There's a scene in the film Pulp Fiction in which John Travolta and Samuel L. Jackson discuss Travolta's trip to France. In the course of describing a french McDonald's, Travolta observes, "It's the little things you notice."
Just so. When I first went to Europe I discovered the cigarette-vending machines had different prices for each brand. (Nowadays, of course, such machines are virtually extinct here in the USA anyway. But back then they were common, and prices were universal regardless of brand.) Now, nonsmokers will shrug and say, so what. But it made me think: Well, why not? Here's a different way of doing things, and it actually seems more fair and reasonable.
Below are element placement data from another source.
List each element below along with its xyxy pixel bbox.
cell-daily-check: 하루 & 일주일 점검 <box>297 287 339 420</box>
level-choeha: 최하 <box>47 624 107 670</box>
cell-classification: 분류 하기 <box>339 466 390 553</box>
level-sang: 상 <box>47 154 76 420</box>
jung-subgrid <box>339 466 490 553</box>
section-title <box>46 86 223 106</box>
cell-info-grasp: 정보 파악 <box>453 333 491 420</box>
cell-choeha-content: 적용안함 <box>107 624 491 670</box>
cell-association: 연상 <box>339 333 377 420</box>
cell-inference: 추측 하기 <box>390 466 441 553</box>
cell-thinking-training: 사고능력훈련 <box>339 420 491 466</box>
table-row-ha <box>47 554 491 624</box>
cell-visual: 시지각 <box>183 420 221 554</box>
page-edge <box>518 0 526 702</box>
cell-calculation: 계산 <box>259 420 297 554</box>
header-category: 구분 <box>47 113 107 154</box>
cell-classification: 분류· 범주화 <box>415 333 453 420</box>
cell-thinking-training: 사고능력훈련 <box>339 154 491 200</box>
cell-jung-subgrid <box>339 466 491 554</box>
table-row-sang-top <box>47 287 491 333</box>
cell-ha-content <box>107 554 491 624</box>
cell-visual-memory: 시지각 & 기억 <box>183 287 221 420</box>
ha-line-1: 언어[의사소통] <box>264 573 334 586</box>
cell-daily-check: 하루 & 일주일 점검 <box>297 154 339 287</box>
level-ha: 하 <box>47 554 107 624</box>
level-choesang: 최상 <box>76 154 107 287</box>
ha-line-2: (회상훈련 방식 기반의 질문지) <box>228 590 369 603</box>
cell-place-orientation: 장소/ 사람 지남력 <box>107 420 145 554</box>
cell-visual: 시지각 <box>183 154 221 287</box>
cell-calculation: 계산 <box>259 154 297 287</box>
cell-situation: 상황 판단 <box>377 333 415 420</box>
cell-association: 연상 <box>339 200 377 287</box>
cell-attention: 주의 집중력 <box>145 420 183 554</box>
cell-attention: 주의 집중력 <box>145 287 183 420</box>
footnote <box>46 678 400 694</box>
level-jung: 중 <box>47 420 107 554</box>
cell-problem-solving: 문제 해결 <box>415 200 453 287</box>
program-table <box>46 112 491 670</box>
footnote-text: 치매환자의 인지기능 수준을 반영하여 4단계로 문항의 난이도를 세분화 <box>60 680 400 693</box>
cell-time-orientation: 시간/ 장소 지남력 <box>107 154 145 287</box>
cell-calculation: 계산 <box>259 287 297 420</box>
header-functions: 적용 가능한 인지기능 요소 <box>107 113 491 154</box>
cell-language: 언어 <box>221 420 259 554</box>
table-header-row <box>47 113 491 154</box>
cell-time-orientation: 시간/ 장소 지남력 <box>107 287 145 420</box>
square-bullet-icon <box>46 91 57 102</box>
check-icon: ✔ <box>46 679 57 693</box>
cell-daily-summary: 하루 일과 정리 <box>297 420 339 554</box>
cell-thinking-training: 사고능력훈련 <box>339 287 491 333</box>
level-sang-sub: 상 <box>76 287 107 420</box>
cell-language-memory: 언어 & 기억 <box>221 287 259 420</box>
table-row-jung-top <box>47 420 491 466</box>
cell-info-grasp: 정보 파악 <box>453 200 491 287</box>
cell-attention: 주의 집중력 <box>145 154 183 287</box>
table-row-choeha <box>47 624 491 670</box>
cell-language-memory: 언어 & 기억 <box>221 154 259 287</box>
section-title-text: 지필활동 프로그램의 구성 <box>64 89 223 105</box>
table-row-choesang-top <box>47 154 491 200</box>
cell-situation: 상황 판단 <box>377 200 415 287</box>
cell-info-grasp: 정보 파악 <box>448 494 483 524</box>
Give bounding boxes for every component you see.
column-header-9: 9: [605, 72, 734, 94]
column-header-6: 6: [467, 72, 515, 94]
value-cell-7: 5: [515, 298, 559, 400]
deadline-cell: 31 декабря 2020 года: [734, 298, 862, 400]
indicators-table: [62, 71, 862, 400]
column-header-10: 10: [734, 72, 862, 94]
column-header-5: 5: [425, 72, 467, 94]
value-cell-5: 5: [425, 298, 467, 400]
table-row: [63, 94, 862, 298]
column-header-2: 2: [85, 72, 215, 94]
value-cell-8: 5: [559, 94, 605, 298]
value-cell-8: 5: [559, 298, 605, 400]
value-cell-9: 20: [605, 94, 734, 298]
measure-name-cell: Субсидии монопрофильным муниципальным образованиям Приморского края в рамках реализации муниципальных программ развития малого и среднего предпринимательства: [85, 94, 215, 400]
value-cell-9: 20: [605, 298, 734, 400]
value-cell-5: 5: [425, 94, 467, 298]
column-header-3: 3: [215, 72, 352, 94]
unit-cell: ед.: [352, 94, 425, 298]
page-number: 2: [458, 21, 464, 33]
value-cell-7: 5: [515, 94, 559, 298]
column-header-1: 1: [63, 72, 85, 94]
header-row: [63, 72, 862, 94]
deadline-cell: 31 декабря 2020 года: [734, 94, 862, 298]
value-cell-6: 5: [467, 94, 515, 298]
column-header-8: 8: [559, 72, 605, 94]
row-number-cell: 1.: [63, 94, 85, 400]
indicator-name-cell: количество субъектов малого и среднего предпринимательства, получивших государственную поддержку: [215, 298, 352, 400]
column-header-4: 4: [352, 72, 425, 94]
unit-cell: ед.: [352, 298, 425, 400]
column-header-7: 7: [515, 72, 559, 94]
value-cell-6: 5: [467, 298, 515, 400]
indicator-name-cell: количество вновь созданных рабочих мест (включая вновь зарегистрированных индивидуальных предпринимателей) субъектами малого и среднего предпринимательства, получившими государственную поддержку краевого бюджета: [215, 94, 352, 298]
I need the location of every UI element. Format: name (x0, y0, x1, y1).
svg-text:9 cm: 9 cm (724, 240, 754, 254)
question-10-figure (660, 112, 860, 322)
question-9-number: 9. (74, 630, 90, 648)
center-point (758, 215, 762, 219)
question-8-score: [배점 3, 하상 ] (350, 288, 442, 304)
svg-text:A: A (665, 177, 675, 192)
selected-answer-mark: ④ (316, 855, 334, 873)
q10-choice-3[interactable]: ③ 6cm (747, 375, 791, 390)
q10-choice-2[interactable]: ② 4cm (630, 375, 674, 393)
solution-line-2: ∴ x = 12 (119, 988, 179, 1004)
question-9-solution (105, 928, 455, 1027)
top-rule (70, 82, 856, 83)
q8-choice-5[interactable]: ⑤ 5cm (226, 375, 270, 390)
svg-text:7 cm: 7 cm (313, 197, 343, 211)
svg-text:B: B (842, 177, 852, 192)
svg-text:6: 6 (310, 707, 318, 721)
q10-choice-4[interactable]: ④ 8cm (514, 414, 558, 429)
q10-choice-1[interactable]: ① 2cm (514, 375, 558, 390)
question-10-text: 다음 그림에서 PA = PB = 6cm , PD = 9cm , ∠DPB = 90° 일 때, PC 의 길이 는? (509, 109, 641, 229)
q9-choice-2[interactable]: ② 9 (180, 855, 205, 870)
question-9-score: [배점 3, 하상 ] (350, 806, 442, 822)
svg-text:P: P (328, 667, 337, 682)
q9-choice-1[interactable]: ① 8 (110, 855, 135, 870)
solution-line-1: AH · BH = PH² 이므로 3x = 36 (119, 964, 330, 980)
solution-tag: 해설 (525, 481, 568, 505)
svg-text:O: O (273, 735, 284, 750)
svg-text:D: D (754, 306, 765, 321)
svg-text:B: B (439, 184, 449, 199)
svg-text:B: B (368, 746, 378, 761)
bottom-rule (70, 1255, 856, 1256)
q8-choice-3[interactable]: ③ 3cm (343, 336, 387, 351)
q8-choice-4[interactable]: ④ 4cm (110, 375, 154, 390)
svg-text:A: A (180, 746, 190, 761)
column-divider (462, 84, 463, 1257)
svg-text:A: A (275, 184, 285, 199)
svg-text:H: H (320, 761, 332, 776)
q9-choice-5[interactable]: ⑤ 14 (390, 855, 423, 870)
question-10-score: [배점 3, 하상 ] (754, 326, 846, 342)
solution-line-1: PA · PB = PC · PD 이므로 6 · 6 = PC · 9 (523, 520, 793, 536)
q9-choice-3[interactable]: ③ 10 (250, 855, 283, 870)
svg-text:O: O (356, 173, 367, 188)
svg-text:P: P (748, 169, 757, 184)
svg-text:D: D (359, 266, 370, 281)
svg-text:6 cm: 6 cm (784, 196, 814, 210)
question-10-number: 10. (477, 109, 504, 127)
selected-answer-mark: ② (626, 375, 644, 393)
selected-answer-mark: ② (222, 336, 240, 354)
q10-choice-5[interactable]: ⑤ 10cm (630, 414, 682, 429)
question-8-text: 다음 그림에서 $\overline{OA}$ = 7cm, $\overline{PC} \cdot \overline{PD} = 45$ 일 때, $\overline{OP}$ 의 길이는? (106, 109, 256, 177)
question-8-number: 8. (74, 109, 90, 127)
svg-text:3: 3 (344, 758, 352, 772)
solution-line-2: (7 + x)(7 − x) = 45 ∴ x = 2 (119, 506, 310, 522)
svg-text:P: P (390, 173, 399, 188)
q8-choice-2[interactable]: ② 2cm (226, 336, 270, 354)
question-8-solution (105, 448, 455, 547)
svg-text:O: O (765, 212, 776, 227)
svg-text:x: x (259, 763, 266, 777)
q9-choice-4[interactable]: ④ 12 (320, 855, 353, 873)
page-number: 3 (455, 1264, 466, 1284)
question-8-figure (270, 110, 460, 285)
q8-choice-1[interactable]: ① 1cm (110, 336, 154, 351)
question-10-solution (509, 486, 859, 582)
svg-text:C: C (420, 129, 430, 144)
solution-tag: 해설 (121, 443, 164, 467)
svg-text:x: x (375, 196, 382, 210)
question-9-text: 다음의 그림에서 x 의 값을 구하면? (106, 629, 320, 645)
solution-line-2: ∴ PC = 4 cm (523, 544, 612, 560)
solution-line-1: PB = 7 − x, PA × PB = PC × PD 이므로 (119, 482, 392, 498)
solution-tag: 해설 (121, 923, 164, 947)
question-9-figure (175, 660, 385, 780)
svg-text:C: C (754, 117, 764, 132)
I knew before I arrived, too, that I could expect to see beer served in the McDonald's, as indeed it was. What I didn't expect to see in the McD's was a spoon-shaped coffee stirrer that had been "banned" in the US some years earlier because of its reputation as a convenient "coke" spoon. And that made me think too: are we, the US populace, sacrificing our own convenience because of some people's paranoia? People want to stir their coffee, and discontinuing this shape of coffee-stirring spoon ain't gonna have any effect on cocaine usage. Only a politician or a McDonald's legal representative would think otherwise.
Leo_7: What new ,interesting or odd things u have learned from other cultures that u didnt know before?
I forgot when I go home to Canada to visit my family, I remove my shoes at the door - here in Florida, I would just walk into my home and keep my shoes on.
JeanKimberley: I forgot when I go home to Canada to visit my family, I remove my shoes at the door - here in Florida, I would just walk into my home and keep my shoes on.
No - Scottish - it's a Canadian thing tho - weather is so bad - you leave your boots at the door - rather than track snow in.
In Florida of course, most people have homes that have rooms in doors and out doors so the moving throughout the home you need to keep your sandals on.
Women in other cultures are a lot, lot more attractive both on the inside and the outside.
But the decision is not as easy as "go to where the grateful hotties live", I mean, if the Congo was filled with hot women but everything else was the same would you live there? I wouldn't, and even the grief tourists only stick around for a few months to fuel the years of moral posturing to come.
Even though it's no secret that the West is morphing into a 2nd and soon to be 3rd world dump thanks to the traitorous machinations of our elite's lust for cheap labour and neoPuritan Liberal eagerness to shaft the wrong kinds of White people, thus eradicating any semblance of border control against the tide of orcs and dissolved the last stirring of unifying national bonhomie, I'd still choose to live here amongst the mewling losers, the layabouts and the reality-averse because, unlike the Congo these people, or at least the seeds of their blood, carry the genesis of the greatest civilisation the world has ever known - which is something else my extensive travels of the globe has taught me, and I mean travel(not tourist). Travelling the world teaches you that there is no place like home.
JeanKimberley: I forgot when I go home to Canada to visit my family, I remove my shoes at the door - here in Florida, I would just walk into my home and keep my shoes on.
Haha, we do the same in Bulgaria, we take off our shoes at the door and wear sleepers.